La cosa assurda è che le scuole che hanno molti problemi (dall’organico, alle risorse, alla sicurezza, soprattutto alla mancanza di un progetto di scuola insieme autonoma e Costituzionale, che garantisca però a tutti una base comune…) avranno soldi, tanti, per cose che non sono tra le loro priorità, ma una forma di condizionamento esterno non corretto metodologicamente, perché legato alla convergenza fra:

  • priorità emerse a livello europeo nel PNRR (ricostruzione e resilienza) insieme ad altre, a livello macro
  • mode, ministeriali e non solo, non pedagogie provate, che affidano alle tecnologie “digitali” il santo potere di risolvere i problemi della scuola
  • interessi delle grandi aziende che hanno da sempre nella scuola un facile mercato di riserva (Google non ci molla più da quando siamo caduti nella trappola delle piattaforme sponsorizzate dal MI e da cui siamo ancora pigramente dipendenti)
  • la apparente (e sempre più in bilico) abbondanza di fondi e prestiti del PNRR. Ammesso che arrivino.

Allora le scuole devono contestualizzare con realismo e buon senso le linee d’azione senza farsele imporre.

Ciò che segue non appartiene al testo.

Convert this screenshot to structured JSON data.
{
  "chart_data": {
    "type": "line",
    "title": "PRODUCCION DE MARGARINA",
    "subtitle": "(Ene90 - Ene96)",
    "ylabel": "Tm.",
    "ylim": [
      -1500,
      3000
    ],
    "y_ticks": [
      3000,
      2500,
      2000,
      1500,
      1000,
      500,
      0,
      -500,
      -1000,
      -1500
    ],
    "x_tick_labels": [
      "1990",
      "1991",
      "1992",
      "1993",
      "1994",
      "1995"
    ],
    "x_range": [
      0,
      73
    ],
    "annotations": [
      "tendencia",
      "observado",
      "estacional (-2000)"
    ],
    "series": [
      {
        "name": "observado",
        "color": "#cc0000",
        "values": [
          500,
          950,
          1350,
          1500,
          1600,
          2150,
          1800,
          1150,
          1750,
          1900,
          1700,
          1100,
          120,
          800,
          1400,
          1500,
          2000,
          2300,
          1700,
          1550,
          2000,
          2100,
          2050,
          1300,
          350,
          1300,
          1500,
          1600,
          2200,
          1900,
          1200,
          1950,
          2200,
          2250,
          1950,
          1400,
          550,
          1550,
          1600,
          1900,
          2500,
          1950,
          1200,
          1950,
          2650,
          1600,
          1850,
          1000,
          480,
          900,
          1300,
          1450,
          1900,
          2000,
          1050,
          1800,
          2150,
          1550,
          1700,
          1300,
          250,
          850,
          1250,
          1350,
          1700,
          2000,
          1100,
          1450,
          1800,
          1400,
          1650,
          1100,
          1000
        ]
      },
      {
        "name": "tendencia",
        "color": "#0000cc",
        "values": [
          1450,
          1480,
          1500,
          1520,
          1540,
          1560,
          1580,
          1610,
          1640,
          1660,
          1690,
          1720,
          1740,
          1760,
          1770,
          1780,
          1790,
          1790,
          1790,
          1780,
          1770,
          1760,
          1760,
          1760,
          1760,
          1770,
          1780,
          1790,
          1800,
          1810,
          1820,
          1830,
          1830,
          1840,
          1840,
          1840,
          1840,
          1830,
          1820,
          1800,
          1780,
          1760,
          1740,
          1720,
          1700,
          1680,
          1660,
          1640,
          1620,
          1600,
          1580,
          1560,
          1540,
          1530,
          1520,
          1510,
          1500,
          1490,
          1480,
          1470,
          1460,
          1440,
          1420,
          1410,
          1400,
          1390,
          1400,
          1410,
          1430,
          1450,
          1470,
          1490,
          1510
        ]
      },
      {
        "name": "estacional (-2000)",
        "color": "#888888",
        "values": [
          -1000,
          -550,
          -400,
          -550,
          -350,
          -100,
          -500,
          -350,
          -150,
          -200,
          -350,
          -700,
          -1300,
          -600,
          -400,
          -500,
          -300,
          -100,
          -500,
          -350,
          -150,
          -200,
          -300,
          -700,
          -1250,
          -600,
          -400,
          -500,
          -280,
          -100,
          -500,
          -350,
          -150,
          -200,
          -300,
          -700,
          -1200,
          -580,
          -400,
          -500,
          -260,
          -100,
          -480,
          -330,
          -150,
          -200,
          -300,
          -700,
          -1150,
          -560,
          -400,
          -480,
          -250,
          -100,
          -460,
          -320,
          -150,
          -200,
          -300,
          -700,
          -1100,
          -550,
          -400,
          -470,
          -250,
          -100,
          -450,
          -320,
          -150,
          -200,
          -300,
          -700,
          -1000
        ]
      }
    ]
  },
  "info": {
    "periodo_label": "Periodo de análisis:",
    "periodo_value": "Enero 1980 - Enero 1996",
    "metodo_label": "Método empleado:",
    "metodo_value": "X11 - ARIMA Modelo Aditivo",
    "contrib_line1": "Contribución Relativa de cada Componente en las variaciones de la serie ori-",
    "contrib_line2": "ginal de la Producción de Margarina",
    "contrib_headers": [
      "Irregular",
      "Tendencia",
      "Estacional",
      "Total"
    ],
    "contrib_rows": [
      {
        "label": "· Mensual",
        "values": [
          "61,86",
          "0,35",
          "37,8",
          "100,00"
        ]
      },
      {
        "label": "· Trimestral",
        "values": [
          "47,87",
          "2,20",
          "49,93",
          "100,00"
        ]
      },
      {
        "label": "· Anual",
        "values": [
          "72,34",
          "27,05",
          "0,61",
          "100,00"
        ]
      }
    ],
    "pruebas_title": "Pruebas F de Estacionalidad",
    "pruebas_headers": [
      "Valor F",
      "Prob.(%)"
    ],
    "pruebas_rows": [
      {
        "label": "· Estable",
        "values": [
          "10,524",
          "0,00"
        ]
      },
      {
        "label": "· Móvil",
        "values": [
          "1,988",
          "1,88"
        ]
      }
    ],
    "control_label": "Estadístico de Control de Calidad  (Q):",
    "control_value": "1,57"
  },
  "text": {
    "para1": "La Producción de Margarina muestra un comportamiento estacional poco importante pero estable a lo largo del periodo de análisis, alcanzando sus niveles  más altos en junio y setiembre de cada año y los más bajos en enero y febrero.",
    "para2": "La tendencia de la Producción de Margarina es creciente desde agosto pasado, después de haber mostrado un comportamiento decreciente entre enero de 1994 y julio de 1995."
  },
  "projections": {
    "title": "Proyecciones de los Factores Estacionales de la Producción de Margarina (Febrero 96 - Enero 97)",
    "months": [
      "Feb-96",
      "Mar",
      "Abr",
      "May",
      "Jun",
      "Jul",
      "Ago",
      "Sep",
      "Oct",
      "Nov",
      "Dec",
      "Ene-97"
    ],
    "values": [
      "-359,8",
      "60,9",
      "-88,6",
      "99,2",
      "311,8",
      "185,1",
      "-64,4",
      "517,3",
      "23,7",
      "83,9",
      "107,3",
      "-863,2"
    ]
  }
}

Anche per quanto riguarda la relativa formazione.
Le conclusioni di Giannelli (ANP): “Ci troviamo nel paradosso per cui la nostra scuola, che soffre da sempre di carenza di risorse, ha il problema opposto: troppe risorse che non sa come spendere”.
Una riflessione su cui vorremo tornare è come dovrebbe cambiare il ruolo del docente, la didattica, la organizzazione di tempi e spazi, il progetto di scuola e delle scuole (obiettivi e competenze da raggiungere) su cui pare ci sia qui scarsa attenzione e consapevolezza.
E su cosa ne pensano i colleghi.

[1] https://pnrr.istruzione.it/infrastrutture/scuole-4-0-nuove-aule-didattiche-e-laboratori/

[2] Sulla motivata delibera contraria del liceo Albertelli vedi https://www.tecnicadellascuola.it/il-no-del-liceo-albertelli-al-pnrr-non-guarda-affatto-alle-urgenze-reali-non-e-una-battaglia-contro-le-tecnologie

[3] https://www.lantidiplomatico.it/dettnews-liceo_albertelli_di_roma_e_i_fondi_del_pnrr_perch_non__andata_come_ve_la_racconta_repubblica/39130_49699/

[3]  “Immersivo” significa “Nel quale si entra completamente, rimanendone avvolti”. Non può esistere una “parete immersiva”, può esistere uno spazio immersivo, chiuso a 360°.